Chapter 11: The Identity Server

The identity server is the component responsible for entity identity across the knowledge graph: resolving a mention to a canonical ID, tracking provisional entities until they can be confirmed, detecting synonyms, and merging duplicates. Its full architecture -- domain plugin contract, authority lookup chain, synonym cache, promotion policy, Docker deployment -- is covered in the companion volume The Identity Server: Canonical Identity for Knowledge Graphs. This chapter covers only what the ingestion pipeline needs to know about calling it.

Identity Is Load-Bearing

Canonical entities with canonical IDs are the design decision that most separates a useful knowledge graph from a sophisticated extraction exercise. Without identity resolution, you have a collection of mentions that look like a graph but don't support cross-document reasoning. With it, "Drug A treats Disease B" means the same thing whether it came from a 2010 review article or a 2024 clinical trial, because both assertions resolve to the same nodes.

The Pipeline's View

The ingestion pipeline calls the identity server as a black box. After the LLM extraction pass produces raw mentions, the ingest stage calls resolve(mention, entity_type) for each one and receives back a stable ID -- canonical if an authority matched, provisional otherwise. Provisional IDs are valid graph nodes: relationships referencing them are valid edges and evidence accumulates against them through any later promotion or merge. The pipeline does not handle provisional entities specially.

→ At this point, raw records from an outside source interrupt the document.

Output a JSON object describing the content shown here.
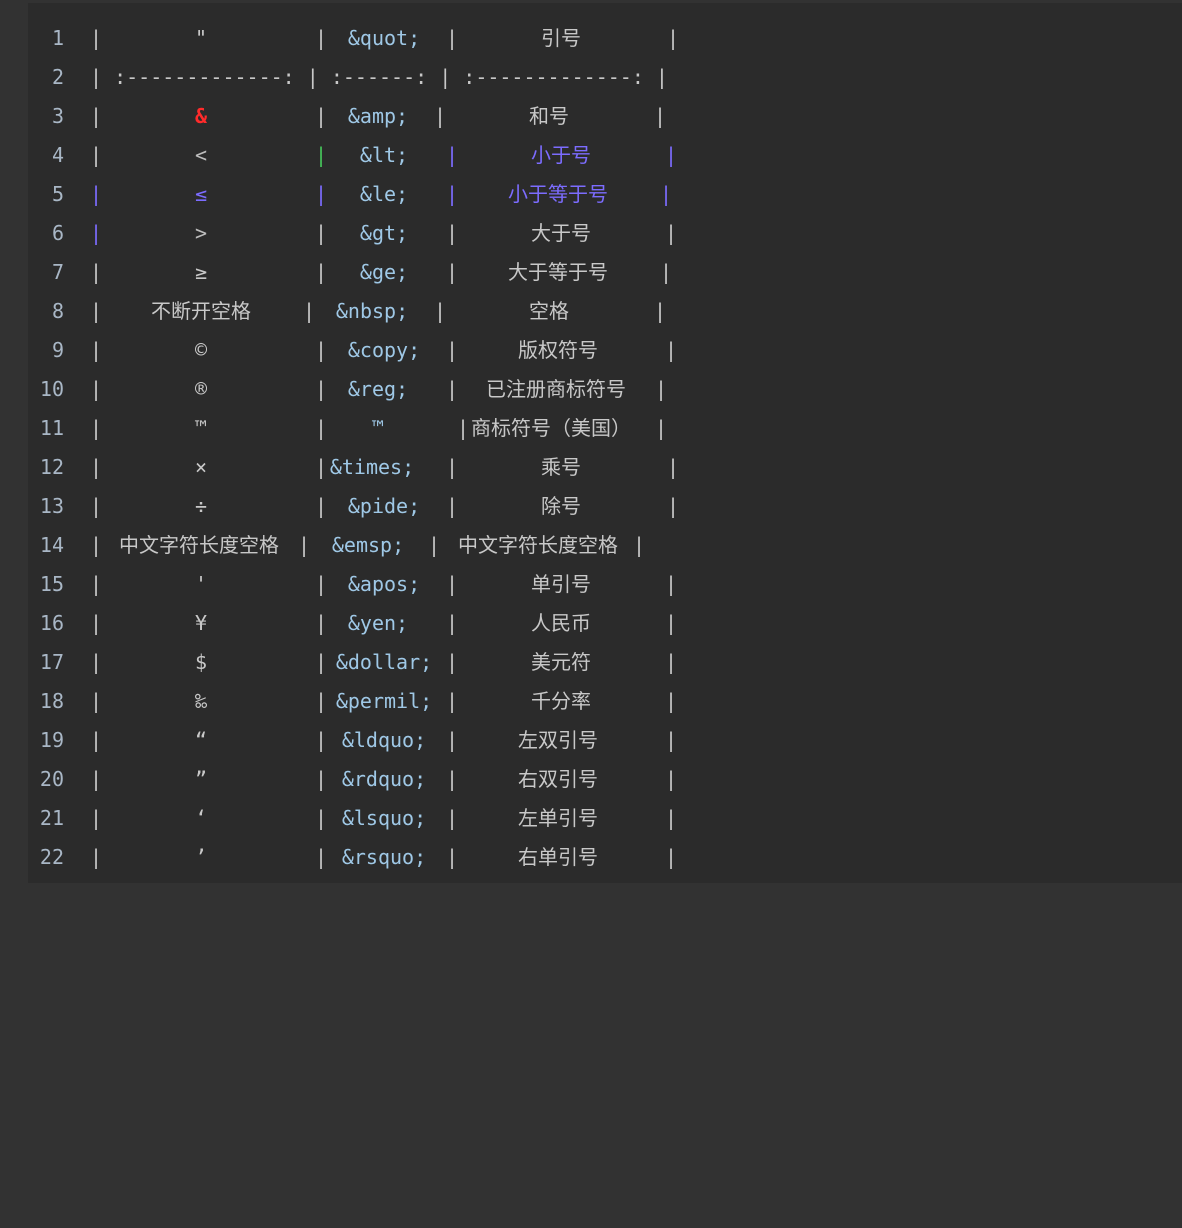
{
  "editor": {
    "lines": [
      {
        "n": "1",
        "char": "\"",
        "code": "&quot;",
        "desc": "引号"
      },
      {
        "n": "2",
        "sep": "| :-------------: | :------: | :-------------: |"
      },
      {
        "n": "3",
        "char": "&",
        "code": "&amp;",
        "desc": "和号"
      },
      {
        "n": "4",
        "char": "<",
        "code": "&lt;",
        "desc": "小于号"
      },
      {
        "n": "5",
        "char": "≤",
        "code": "&le;",
        "desc": "小于等于号"
      },
      {
        "n": "6",
        "char": ">",
        "code": "&gt;",
        "desc": "大于号"
      },
      {
        "n": "7",
        "char": "≥",
        "code": "&ge;",
        "desc": "大于等于号"
      },
      {
        "n": "8",
        "char": "不断开空格",
        "code": "&nbsp;",
        "desc": "空格"
      },
      {
        "n": "9",
        "char": "©",
        "code": "&copy;",
        "desc": "版权符号"
      },
      {
        "n": "10",
        "char": "®",
        "code": "&reg;",
        "desc": "已注册商标符号"
      },
      {
        "n": "11",
        "char": "™",
        "code": "™",
        "desc": "商标符号（美国）"
      },
      {
        "n": "12",
        "char": "×",
        "code": "&times;",
        "desc": "乘号"
      },
      {
        "n": "13",
        "char": "÷",
        "code": "&pide;",
        "desc": "除号"
      },
      {
        "n": "14",
        "char": "中文字符长度空格",
        "code": "&emsp;",
        "desc": "中文字符长度空格"
      },
      {
        "n": "15",
        "char": "'",
        "code": "&apos;",
        "desc": "单引号"
      },
      {
        "n": "16",
        "char": "¥",
        "code": "&yen;",
        "desc": "人民币"
      },
      {
        "n": "17",
        "char": "$",
        "code": "&dollar;",
        "desc": "美元符"
      },
      {
        "n": "18",
        "char": "‰",
        "code": "&permil;",
        "desc": "千分率"
      },
      {
        "n": "19",
        "char": "“",
        "code": "&ldquo;",
        "desc": "左双引号"
      },
      {
        "n": "20",
        "char": "”",
        "code": "&rdquo;",
        "desc": "右双引号"
      },
      {
        "n": "21",
        "char": "‘",
        "code": "&lsquo;",
        "desc": "左单引号"
      },
      {
        "n": "22",
        "char": "’",
        "code": "&rsquo;",
        "desc": "右单引号"
      }
    ],
    "pipe": "|"
  },
  "colors": {
    "background": "#2b2b2b",
    "gutter_text": "#a9b7c6",
    "code_text": "#9fc8e6",
    "highlight_red": "#ff2b2b",
    "highlight_purple": "#7c6cff",
    "highlight_green": "#46c45a"
  }
}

Papers, authors, and citations from document metadata enter with their canonical ID already known (a PMC ID, an ORCID) and bypass the lookup chain entirely. The citation graph this produces -- CITES(Paper, Paper) edges derived directly from reference lists, confidence 1.0 -- is a built-in corpus expansion mechanism: frequently cited papers not yet ingested become natural candidates for the next ingest run.